Абхазцы и абазины не придерживаются равенства брака.

Абазин не знатного происхождения, но лихой наездник, владеющий только собственною головою и ни одним бараном, может смело объявлять свое намерение жениться на девушке самого богатого и знатного происхождения. В этом племени сохранился еще в полной силе обычай, по которому человек бедный, задумавший жениться и не имеющий средств заплатить за невесту калыма, созывал своих приятелей, объявлял им свое намерение и получал подарки, заключавшиеся в пленнике, лошади или скотине.

Отправив калым к родителям невесты и получив от них согласие на брак, жених должен был, по обычаю, перед браком, отправиться в наезд, чтобы, во-первых, покрыть себя новою славою, а во-вторых обзавестись на чужой счет хозяйством.

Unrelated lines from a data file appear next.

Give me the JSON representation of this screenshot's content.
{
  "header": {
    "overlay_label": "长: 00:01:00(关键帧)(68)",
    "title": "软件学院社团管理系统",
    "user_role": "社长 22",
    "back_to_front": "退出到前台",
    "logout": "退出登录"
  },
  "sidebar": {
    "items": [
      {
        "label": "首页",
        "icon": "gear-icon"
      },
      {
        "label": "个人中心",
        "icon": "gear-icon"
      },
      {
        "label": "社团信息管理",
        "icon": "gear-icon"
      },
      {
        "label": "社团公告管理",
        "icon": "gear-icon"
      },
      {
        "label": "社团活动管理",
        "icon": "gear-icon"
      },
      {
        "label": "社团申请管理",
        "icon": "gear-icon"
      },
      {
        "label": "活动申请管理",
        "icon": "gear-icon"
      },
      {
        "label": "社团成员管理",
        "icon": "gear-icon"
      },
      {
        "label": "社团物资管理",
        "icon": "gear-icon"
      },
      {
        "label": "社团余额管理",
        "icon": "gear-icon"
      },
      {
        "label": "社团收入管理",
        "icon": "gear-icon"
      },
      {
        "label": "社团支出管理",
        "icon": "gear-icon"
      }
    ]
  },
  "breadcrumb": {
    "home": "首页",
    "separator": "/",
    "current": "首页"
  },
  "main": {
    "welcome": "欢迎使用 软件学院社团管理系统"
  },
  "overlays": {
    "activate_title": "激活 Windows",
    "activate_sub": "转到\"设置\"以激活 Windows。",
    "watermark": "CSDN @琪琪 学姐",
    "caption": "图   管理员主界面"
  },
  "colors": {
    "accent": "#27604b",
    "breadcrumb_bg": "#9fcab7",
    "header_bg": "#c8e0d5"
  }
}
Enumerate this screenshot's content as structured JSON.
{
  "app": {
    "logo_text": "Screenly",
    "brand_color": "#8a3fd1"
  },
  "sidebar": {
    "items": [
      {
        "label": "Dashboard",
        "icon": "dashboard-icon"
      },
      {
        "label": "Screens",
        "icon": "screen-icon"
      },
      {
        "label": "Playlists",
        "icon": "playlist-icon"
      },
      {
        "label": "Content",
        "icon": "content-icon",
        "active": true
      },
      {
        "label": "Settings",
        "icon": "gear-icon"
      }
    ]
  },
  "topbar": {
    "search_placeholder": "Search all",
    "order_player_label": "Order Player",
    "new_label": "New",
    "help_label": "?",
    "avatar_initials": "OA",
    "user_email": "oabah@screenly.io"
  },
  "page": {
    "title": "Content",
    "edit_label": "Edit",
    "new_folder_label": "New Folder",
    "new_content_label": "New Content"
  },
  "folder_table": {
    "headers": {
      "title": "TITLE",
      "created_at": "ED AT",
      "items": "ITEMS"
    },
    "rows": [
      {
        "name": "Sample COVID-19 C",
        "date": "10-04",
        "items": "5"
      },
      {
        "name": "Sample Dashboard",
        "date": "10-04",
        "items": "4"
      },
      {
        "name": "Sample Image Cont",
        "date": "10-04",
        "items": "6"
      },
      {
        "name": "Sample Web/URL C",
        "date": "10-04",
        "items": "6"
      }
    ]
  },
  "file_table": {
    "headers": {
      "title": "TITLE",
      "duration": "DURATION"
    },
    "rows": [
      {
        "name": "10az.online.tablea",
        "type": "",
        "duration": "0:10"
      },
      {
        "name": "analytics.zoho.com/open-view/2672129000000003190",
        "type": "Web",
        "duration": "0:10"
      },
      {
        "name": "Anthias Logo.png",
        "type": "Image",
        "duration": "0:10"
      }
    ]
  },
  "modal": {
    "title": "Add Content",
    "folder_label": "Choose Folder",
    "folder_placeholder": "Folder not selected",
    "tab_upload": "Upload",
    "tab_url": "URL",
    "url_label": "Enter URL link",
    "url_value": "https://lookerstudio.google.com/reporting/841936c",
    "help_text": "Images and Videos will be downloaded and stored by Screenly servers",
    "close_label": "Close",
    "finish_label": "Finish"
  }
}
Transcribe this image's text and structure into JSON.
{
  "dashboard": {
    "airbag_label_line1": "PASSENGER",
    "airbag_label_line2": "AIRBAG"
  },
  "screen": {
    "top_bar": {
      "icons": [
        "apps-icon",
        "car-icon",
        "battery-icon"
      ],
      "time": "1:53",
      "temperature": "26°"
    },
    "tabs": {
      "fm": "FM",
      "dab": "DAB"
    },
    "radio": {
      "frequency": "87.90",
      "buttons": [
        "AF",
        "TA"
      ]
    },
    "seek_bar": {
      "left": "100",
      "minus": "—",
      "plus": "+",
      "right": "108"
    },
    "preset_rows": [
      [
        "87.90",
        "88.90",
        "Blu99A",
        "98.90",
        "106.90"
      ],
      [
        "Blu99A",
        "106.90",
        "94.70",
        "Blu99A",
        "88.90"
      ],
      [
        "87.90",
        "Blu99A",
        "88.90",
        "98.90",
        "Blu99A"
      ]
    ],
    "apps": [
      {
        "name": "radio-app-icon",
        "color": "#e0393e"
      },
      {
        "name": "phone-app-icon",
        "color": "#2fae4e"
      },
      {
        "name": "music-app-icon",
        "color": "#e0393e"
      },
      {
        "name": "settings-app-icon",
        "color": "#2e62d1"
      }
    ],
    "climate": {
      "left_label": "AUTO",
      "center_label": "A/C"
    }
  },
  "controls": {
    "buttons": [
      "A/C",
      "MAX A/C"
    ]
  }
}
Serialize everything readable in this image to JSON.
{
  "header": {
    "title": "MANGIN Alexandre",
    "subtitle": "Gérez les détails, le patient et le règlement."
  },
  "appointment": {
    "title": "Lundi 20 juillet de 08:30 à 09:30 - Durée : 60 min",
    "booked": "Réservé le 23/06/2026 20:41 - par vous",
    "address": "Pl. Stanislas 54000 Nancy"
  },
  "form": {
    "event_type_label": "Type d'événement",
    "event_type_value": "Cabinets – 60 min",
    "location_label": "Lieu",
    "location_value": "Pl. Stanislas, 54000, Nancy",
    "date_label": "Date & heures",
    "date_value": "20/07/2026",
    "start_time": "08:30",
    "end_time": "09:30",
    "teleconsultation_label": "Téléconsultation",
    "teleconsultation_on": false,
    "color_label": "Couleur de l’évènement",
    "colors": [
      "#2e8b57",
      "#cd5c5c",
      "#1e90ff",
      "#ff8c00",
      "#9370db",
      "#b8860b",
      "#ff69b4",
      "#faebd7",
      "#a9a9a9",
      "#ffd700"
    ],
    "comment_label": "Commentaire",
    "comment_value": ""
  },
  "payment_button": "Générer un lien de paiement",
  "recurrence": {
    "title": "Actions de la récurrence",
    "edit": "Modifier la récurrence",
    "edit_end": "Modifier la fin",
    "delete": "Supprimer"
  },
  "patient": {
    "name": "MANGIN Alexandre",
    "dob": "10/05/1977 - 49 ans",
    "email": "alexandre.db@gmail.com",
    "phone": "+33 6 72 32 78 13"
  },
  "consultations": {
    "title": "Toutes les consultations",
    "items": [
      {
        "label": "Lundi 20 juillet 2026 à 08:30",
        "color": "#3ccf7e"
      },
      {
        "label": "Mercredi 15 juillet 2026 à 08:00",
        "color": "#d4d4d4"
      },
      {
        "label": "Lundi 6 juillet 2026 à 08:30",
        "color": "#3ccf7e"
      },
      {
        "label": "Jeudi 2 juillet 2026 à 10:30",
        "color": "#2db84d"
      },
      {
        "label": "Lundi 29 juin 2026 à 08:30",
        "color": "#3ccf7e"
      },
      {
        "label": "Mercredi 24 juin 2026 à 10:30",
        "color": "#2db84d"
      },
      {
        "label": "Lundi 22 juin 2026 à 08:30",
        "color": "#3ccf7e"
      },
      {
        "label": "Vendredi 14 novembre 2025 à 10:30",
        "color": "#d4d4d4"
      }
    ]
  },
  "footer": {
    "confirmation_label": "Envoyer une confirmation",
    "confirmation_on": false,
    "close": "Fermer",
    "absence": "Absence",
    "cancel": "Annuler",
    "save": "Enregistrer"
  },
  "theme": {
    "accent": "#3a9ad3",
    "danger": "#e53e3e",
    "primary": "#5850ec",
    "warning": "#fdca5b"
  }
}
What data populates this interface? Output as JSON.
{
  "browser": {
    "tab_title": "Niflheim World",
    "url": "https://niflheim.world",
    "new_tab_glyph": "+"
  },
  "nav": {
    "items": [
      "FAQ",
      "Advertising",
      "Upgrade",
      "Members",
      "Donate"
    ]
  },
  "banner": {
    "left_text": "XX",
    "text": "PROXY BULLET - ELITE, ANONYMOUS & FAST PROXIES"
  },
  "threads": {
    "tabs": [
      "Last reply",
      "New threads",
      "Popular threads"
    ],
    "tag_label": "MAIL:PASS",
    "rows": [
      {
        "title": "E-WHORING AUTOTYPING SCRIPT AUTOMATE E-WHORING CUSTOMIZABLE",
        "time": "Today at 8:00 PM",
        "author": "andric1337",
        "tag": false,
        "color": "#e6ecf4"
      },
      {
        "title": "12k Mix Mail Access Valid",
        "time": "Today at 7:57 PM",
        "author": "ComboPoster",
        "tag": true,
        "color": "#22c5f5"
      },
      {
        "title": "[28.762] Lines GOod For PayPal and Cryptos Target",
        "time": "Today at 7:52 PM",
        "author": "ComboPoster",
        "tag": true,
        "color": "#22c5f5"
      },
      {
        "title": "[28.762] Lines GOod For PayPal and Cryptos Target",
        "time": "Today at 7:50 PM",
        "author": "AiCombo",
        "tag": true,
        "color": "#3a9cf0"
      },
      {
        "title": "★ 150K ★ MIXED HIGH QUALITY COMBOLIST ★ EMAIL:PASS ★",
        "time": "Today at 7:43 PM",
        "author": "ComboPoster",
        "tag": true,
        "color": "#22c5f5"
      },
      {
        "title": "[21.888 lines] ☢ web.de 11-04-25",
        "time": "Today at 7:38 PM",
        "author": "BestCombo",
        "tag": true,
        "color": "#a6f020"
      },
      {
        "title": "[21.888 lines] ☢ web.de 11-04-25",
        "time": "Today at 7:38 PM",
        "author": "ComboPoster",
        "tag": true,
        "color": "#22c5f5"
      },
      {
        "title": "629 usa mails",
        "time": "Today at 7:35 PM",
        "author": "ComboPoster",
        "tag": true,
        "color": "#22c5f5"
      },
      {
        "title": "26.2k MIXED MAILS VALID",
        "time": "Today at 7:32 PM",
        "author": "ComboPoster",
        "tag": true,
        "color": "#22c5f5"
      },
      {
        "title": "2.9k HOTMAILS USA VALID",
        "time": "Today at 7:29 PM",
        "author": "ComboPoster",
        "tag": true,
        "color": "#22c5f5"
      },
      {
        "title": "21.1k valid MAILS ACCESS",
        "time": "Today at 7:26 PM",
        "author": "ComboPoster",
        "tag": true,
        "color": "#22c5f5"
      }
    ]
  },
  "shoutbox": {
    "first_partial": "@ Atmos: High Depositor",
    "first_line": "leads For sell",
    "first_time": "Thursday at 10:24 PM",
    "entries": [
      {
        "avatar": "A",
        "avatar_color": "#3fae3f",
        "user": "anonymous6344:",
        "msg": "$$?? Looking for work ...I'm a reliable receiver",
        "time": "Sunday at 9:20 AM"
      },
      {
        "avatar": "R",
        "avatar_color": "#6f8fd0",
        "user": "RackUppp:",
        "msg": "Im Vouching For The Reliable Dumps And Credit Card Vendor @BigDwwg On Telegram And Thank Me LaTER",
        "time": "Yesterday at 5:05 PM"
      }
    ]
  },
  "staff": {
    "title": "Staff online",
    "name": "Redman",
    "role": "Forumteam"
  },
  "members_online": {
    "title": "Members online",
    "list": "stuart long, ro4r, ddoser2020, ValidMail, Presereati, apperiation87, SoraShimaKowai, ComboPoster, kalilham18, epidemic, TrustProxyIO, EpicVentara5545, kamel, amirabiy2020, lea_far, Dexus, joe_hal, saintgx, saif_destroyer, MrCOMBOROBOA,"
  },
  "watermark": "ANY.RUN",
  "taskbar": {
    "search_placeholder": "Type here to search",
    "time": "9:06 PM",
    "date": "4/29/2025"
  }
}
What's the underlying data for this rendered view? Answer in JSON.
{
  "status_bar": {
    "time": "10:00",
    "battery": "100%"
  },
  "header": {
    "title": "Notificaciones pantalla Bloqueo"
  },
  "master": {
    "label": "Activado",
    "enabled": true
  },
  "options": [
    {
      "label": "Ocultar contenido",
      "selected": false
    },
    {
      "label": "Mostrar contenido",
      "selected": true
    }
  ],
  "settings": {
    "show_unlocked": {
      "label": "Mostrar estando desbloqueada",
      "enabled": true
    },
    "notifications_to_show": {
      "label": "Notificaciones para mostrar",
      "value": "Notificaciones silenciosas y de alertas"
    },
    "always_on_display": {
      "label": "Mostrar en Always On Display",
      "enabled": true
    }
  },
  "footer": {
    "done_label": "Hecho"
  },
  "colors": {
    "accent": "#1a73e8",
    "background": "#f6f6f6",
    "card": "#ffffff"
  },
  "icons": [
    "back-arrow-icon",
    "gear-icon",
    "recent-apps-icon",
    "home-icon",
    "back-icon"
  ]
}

Самый брак совершался у абазин почти без всяких религиозных обрядов. Прочитав стих из корана, мулла передавал молодому плеть, знак власти, а молодой кусочек камышовой трости — знак послушания.

Молодой муж сам закрывал жену чадрою и, при громких песнях, вскочив на коня, сопровождаемый свитою и выстрелами, скакал к сакле, назначенной для пиршества. Остановясь в трех шагах от нее, он подходил к дверям и ожидал жену. По приезде последней, молодой муж подавал ей три стрелы.

— Положи у порога, говорил он при этом, и пусть нога дерзкого соблазнителя наколется на острие их.

— Клянусь совестью, отвечал на это отец молодой, в то время, когда та клала стрелы у порога — что дочь моя чиста, как воздух родных гор, и будет верна своему мужу, как верна ему его винтовка.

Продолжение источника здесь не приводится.